Adkin referenced a graph indicating dollar amounts allocated by governments of Alberta between 1997-98 and 2015-16 to selected categories of research and development.
“Over this period of time, governments of Alberta have spent $6.4 billion on technology development related to fossil fuels compared to about $241 million on research and development related to renewable energies, energy conservation and bio fuels and only about $190 million on research related to environmental science, water quality and management climate change, or sustainable development,” said Adkin, adding a total of 3.4 billion of this took the form of corporate tax credits for research and development in the energy sector since 2004 and another $3 billion went to fund research centres, institutes or research chairs dedicated to fossil fuels related to research and development.
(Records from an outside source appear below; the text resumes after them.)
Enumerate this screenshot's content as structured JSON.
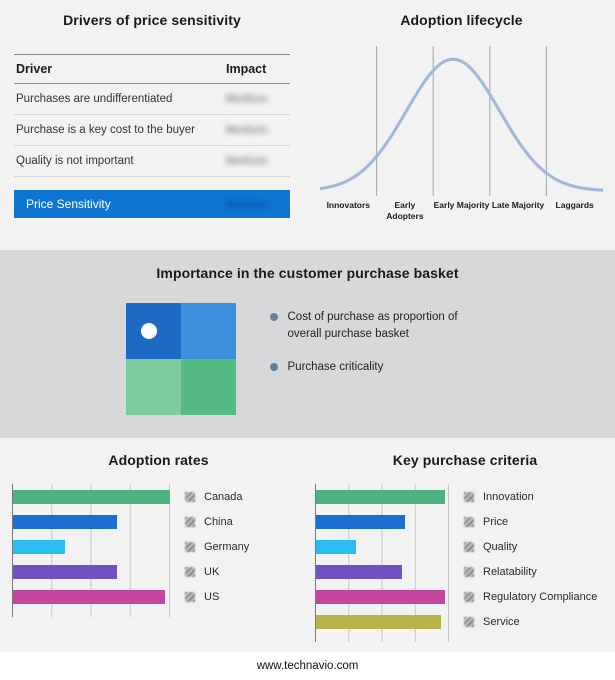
{
  "page": {
    "footer_url": "www.technavio.com"
  },
  "drivers_panel": {
    "title": "Drivers of price sensitivity",
    "columns": [
      "Driver",
      "Impact"
    ],
    "rows": [
      {
        "driver": "Purchases are undifferentiated",
        "impact": "Medium"
      },
      {
        "driver": "Purchase is a key cost to the buyer",
        "impact": "Medium"
      },
      {
        "driver": "Quality is not important",
        "impact": "Medium"
      }
    ],
    "summary_row": {
      "label": "Price Sensitivity",
      "impact": "Medium"
    },
    "highlight_color": "#0e76d2"
  },
  "basket_panel": {
    "title": "Importance in the customer purchase basket",
    "bullets": [
      "Cost of purchase as proportion of overall purchase basket",
      "Purchase criticality"
    ],
    "quadrant_colors": [
      "#1d6ac5",
      "#3e8ede",
      "#7ecc9e",
      "#56bb82"
    ]
  },
  "chart_data": [
    {
      "type": "line",
      "name": "adoption-lifecycle",
      "title": "Adoption lifecycle",
      "categories": [
        "Innovators",
        "Early Adopters",
        "Early Majority",
        "Late Majority",
        "Laggards"
      ],
      "curve": {
        "shape": "bell",
        "peak_x": 0.47,
        "sigma": 0.165
      },
      "line_color": "#a3b8d8",
      "grid": "vertical-stage-dividers",
      "grid_color": "#a9a9aa"
    },
    {
      "type": "bar",
      "name": "adoption-rates",
      "title": "Adoption rates",
      "orientation": "horizontal",
      "categories": [
        "Canada",
        "China",
        "Germany",
        "UK",
        "US"
      ],
      "values": [
        100,
        66,
        33,
        66,
        97
      ],
      "colors": [
        "#4cb380",
        "#1b6fd0",
        "#29bdf2",
        "#7152c2",
        "#c2459e"
      ],
      "xlim": [
        0,
        100
      ],
      "grid": "vertical",
      "legend_position": "right"
    },
    {
      "type": "bar",
      "name": "key-purchase-criteria",
      "title": "Key purchase criteria",
      "orientation": "horizontal",
      "categories": [
        "Innovation",
        "Price",
        "Quality",
        "Relatability",
        "Regulatory Compliance",
        "Service"
      ],
      "values": [
        97,
        67,
        30,
        65,
        97,
        94
      ],
      "colors": [
        "#4cb380",
        "#1b6fd0",
        "#29bdf2",
        "#7152c2",
        "#c2459e",
        "#b7b347"
      ],
      "xlim": [
        0,
        100
      ],
      "grid": "vertical",
      "legend_position": "right"
    }
  ]
}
“It’s evident from these findings that the priorites of the fossil fuel industries have been transcribed into government road maps for innovation, yet continuing heavy investment in research and development related to the extraction processing and transportation of fossil fuels is clearly in conflict with the urgent need to prevent further climate de-stableization.”
Moreover, it’s in conflict with the growing recognition Alberta must develop a post-carbon extractive economy as global demand for it’s bitumen export shrinks, said Adkin.
“I wanted to come back to questions of what this all means for the future of Alberta and also for the social functions that is the mandate of our universities through the public interest, what are the consequences of this type of innovation model for the universites and for Alberta.
Adkin pointed out this innovation is market-driven rather than research-driven and that research follows the funding opportunities.
“It’s shaping, to a great extent, what people are choosing to do because they go where the money is and they train students in their labs in the same areas and this has a big impact on the types of programs the universities are offering and the opportunities provided to graduate students,” she said. “The model privileges technocratic approaches to complex problems over inter-diciplinary approaches and this conception of innovation clearly dovetails with the comidification of education and the corportization of universities. It downplays the urgency of the climate crisis and, in my view, fails to prepare young people to deal with complex social-ecological problems that will define their future because to do that, they need inter-diciplinary knowledge.”
They also need social and cultural knowledge, not only technical knowledge to deal with these types of problems,” said Adkin.
“We see that social-cultural and indigenous knowledge are marginalized in this model. Community-based research is not happening, valued and rewarded in this model. We could have a focus with academics working with their surrounding communities, whether it’s the city level or the regional level, to come up with alternatives to fossil fuel development and ways of adapting to the climate crisis. But that is not what is driving this model of research.”